In a market any statement is understood economically. We explain and understand what we mean when we speak in terms of gain and exchange. If we accept that the market system is embedded in our social relationships, and language is an expression thereof, then we must understand or explain every statement economically. Furthermore if language constitutes our thought in some essential way, then by extension our thought is economic in nature–founded in material gain and exchange.

This is a problem. If it’s true, then I can never truly understand or express, rationally or irrationally, any spiritual statement. For every spiritual explanation I can give of a statement I can produce a Polanyi defeater explaining it materially. Any statement about truth, beauty, friendship, love, virtue, or justice can be expressed in terms of material gain and exchange. I can try to understand a spiritual statement, but since understanding requires thought, and thought is economic, then any attempt to do so will fail. And since language is the expression of social relationships, then this holds for anyone that speaks the language I do.

Granted, language is an historical artifact. Another language may be safe from the Polanyi defeaters depending on its history. But given the extent of globalization from early colonial imperialism up through our own contemporary  neo-colonial cultural imperialism, the chances of finding or generating such a language are slim. Even if I do find such a language there’s little hope, if I translate it into mine–try to understand it in terms of my own–the possibility of spirituality disappears immediately. Materiality is built into the fundament of my thought. The structure of my consciousness is material and market-oriented. No matter what I do, so long as I’m thinking, I can’t be spiritual.

For example: “Lily is my friend because she enjoys my company.”

Whether or not this is true, I cannot know whether the statement refers to some deep, spiritual feeling of friendship that Lily has or if she’s is using me for some end. I have no way of knowing if this is the case.

“The sky is blue.”

Again, whether or not this is true, ‘sky’ and ‘blue’ are linguistic entities. It may be the case that the sky and blueness are transcendent properties of an actually existing, divinely or naturally created world. But these words are subject to the market system and may have been constructed and formed over time to get me to see the world in a particular way for some purpose.

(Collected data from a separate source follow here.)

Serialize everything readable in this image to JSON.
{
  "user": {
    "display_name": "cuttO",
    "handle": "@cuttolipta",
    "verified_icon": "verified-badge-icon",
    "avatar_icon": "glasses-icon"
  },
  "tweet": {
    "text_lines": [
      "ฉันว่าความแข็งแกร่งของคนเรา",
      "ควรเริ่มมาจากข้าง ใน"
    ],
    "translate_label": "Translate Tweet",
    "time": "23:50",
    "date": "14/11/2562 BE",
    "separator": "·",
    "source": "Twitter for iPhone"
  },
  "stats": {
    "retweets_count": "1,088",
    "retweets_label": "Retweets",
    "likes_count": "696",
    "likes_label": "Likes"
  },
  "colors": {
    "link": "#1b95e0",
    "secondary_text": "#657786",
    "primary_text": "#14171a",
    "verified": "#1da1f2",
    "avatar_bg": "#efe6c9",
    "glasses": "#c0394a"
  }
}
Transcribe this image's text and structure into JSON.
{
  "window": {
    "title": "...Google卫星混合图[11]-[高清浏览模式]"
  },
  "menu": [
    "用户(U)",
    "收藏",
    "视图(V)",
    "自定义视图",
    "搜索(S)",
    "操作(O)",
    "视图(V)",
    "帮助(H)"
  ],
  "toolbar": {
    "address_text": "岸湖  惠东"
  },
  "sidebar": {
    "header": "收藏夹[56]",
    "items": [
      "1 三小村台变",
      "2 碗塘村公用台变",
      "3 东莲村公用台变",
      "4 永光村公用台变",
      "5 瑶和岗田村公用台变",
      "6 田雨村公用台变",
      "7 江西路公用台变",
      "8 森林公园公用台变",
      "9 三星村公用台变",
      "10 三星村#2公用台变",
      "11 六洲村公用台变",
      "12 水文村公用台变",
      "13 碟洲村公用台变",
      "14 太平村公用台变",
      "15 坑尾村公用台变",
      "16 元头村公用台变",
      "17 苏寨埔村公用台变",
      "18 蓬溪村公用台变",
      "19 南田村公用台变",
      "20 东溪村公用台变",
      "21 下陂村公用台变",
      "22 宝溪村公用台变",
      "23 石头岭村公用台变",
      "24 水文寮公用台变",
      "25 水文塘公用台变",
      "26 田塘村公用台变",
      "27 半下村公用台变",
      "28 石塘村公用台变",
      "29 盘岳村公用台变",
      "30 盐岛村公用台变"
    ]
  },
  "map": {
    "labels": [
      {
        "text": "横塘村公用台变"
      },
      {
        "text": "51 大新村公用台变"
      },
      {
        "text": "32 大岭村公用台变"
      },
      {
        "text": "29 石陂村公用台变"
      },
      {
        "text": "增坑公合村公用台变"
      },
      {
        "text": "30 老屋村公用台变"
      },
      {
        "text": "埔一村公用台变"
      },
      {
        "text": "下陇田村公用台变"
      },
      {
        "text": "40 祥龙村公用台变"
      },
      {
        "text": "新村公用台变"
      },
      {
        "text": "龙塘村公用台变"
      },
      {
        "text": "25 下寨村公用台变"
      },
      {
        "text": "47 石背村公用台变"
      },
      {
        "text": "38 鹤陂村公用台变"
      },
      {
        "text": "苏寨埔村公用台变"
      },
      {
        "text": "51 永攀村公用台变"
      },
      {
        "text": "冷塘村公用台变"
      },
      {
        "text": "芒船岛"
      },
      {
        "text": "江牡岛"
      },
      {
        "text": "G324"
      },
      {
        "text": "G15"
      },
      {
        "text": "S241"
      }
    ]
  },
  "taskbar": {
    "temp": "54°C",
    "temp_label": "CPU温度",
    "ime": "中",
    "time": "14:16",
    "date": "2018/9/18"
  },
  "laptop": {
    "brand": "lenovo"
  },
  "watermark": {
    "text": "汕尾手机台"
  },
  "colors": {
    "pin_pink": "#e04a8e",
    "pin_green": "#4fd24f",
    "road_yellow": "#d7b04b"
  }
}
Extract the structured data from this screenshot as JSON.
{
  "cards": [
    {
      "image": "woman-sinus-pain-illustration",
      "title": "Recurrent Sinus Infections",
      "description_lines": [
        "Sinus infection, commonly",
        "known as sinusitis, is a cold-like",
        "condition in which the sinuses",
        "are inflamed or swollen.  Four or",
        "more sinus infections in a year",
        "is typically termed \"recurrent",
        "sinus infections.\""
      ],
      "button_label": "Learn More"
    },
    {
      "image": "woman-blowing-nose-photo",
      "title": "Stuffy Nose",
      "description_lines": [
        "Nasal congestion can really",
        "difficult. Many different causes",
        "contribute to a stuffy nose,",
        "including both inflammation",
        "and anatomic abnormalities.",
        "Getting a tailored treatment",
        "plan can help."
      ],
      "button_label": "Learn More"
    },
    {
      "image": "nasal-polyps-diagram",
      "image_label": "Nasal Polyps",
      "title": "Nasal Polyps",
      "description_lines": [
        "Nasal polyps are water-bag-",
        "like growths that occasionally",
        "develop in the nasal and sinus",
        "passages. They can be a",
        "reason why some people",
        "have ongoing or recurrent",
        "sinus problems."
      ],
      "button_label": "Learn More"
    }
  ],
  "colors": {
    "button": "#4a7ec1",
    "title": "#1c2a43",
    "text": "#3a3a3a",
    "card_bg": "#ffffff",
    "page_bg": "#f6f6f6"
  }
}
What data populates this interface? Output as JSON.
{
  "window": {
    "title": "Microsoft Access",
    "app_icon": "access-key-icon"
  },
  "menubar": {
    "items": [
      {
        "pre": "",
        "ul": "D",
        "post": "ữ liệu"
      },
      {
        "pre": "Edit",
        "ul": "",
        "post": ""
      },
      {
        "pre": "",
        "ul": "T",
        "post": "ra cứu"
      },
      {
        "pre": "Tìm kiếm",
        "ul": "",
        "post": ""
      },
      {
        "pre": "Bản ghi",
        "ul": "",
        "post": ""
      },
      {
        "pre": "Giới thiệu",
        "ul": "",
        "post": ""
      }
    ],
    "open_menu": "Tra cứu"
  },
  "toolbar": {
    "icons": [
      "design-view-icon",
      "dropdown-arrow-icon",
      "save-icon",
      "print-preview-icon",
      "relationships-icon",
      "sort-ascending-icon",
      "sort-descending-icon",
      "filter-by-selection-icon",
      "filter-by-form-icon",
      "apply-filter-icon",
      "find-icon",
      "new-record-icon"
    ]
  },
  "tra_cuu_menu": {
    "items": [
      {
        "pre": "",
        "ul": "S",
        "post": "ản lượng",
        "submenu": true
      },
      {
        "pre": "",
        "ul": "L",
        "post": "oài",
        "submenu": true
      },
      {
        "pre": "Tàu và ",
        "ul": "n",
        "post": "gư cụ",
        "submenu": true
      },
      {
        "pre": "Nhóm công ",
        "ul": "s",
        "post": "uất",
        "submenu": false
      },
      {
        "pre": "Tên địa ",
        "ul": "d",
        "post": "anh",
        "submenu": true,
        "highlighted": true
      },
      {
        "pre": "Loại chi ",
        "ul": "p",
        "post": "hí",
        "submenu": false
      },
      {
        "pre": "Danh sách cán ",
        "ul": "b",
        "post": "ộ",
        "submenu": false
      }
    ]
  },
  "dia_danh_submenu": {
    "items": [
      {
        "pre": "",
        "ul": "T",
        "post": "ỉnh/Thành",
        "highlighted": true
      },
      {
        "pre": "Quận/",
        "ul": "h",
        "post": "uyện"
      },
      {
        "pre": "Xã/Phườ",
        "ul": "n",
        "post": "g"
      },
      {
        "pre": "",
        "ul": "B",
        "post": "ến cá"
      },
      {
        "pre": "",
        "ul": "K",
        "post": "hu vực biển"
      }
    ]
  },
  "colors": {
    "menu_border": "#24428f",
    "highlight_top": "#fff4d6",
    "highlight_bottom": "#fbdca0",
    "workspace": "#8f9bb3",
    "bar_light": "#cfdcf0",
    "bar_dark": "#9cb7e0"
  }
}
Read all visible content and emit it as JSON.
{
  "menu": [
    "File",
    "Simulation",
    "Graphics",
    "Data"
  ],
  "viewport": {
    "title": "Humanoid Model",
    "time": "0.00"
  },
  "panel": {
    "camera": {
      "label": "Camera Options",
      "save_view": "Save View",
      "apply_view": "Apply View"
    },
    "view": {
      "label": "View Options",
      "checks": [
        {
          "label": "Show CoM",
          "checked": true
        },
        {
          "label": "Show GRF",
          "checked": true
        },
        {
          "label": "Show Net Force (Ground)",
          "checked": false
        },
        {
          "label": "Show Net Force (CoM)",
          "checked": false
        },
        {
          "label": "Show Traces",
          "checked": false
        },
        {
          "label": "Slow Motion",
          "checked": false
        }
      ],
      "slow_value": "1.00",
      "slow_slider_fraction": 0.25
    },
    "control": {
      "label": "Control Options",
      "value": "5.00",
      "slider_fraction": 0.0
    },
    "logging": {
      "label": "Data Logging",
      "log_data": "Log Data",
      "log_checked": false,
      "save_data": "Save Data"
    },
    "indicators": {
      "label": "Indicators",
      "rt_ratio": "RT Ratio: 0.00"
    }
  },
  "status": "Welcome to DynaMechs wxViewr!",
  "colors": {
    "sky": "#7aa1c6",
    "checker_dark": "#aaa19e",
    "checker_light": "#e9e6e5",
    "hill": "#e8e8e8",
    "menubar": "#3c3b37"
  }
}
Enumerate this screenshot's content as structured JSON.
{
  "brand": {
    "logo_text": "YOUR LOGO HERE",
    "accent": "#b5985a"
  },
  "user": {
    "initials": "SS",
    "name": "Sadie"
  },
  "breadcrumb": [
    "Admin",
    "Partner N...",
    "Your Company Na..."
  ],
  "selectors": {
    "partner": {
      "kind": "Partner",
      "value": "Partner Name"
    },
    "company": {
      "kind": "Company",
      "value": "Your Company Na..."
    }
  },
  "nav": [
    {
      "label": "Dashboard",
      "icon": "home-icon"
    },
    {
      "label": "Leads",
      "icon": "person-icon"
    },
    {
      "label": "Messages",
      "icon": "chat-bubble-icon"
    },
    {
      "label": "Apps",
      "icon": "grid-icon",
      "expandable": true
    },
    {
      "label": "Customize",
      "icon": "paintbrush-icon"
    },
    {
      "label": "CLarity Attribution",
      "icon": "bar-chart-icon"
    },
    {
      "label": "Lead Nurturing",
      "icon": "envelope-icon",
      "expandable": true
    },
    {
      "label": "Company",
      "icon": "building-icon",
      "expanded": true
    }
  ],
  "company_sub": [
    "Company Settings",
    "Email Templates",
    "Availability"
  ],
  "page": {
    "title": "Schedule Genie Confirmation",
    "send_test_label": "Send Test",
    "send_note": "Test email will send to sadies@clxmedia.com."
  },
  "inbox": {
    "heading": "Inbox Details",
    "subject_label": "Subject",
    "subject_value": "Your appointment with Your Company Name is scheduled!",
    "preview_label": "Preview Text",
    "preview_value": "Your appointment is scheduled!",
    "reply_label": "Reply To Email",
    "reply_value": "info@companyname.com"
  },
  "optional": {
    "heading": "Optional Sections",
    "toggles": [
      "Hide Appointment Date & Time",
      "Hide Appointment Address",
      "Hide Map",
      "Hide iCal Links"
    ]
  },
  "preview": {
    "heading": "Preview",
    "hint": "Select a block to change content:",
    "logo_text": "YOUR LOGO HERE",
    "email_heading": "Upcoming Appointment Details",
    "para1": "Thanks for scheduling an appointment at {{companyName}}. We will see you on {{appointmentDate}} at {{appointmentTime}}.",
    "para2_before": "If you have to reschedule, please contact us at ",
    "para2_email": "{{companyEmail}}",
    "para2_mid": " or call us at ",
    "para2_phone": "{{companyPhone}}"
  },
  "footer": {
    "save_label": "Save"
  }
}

“Philosophy seeks wisdom.”

This, for me, is incredibly problematic. I can produce a Polanyi defeater for it such that the only reason philosophy seeks wisdom is for some kind of material gain. Though Socrates died for the idea that the unexamined life isn’t worth living, it turns out that in our cultural moment–if you’re reading this and understanding it–then we have no way of understanding what he was talking about. We can only think about it in terms of commodity and gain because our thought is economic.

The same goes for this blog post. It’s doomed. Tragically. I have no way of understanding if what I’m writing refers to something in the world or, because I’m looking to gain something from what I’m describing, I’m just using this “reality” as a resource for my own material gain.